Following what media relations officer Steve Carson said was the academic gold rush for institutions to offer distance education for a profit, MIT set up a committee to address how they could expand their resources online in 2000.

After the committee of faculty members deduced that MIT was best at was hands-on classroom learning and the Internet was best at was the broad dissemination of information, they came up with a simple conclusion in their 10-page report.

“Give the materials we’re already creating away,” Carson said.

The site now boasts 900,000 unique monthly visitors and 1.5 million total monthly visitors from all over the world.

Carson said 43 per cent of users identify as “self-learners” not belonging to any formal educational institution. This number surprised OCW staff, he said, who weren’t expecting the large interest from the non-academic community.

While visitors can’t actually interact with MIT professors, or receive grades or diplomas, Carson said despite this, “there is a huge unmet desire among people to learn about things regardless of whether there was any kind of degree at the far end of it.”

While he said he doubts they fit the edupunk description, MIT, which spends $3.6 million on the site per year, is taking the institutional approach to open learning, and many other schools worldwide have followed suit. The OpenCourseWare Consortium, an umbrella for committed open-format institutions has members from Costa Rica to Afghanistan to Japan.

Groom said what MIT did with its site was revolutionary and “will be understood as a moment” in the evolution of open education.

Despite the buzz it’s received so far, Groom said the edupunk movement isn’t likely to overhaul traditional education.
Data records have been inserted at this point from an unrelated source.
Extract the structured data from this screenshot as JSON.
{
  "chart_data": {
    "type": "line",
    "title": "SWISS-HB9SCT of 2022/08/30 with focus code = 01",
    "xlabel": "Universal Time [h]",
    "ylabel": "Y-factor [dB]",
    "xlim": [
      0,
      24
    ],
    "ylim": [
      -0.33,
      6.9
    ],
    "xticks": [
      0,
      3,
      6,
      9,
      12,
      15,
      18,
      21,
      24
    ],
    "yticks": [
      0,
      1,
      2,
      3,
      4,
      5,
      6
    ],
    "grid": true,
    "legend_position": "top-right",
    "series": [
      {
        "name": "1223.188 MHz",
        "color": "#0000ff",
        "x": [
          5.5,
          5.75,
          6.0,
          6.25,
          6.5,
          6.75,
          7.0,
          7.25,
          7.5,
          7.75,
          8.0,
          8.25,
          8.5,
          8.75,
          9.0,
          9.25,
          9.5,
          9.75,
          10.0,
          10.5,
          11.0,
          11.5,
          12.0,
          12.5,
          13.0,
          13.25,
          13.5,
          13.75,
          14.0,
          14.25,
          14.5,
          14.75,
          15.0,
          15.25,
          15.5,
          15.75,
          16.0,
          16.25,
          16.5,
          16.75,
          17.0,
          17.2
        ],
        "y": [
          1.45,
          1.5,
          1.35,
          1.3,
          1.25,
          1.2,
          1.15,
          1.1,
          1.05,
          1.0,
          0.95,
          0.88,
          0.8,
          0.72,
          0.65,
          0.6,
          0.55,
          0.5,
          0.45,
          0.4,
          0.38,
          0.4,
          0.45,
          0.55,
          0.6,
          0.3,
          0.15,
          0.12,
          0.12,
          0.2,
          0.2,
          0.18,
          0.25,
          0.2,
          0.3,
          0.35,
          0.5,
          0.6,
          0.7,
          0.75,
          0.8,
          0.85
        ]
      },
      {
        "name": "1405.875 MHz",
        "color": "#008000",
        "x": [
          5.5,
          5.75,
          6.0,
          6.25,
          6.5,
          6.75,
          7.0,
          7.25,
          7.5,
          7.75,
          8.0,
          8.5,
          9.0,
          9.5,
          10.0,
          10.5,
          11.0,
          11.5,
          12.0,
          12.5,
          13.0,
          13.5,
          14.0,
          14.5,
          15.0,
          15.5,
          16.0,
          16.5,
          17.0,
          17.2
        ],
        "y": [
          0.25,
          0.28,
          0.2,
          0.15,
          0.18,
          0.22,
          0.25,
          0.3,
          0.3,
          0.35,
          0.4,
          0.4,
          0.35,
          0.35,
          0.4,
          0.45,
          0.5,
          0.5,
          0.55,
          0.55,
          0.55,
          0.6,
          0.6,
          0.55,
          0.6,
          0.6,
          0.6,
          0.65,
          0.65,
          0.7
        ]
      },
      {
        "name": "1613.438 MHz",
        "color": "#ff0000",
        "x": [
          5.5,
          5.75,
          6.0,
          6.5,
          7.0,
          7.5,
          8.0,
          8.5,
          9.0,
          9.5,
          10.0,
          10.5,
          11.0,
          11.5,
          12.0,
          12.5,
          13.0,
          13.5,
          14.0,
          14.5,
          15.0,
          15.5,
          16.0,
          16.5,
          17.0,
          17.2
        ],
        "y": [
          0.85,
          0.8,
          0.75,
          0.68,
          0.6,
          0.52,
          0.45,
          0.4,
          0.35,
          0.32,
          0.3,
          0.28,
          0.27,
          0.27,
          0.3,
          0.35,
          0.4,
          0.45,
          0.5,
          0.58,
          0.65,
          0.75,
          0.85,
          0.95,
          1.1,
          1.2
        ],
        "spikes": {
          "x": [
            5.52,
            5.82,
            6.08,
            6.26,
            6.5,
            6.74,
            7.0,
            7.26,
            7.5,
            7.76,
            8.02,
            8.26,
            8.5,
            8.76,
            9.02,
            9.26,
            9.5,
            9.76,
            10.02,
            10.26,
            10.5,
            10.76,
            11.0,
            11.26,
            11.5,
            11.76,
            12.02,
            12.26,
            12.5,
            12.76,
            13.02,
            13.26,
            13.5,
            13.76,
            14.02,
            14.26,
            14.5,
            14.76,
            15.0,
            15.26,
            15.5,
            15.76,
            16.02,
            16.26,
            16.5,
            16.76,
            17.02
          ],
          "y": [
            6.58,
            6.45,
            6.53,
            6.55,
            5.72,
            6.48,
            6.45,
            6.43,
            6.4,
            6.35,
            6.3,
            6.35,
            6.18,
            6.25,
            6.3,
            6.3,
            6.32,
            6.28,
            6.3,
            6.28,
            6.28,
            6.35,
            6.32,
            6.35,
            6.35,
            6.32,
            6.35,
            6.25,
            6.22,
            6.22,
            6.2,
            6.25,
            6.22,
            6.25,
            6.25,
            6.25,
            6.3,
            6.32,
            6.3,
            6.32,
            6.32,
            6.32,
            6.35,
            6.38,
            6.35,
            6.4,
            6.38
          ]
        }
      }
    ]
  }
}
“Punk didn’t change music,” Groom said. “But it did kind of impact it.”

Similarly, he said there is room in academia for schools to evolve as a result of edupunk notions.

“I don’t think edupunk as a concept can really deal with the largest questions of what is in store for the future of education,” he said. “I do think there is the possibility and potential for them to change,” he said about schools. “And for them to reimagine themselves.”

“We have the tools to do it ourselves.”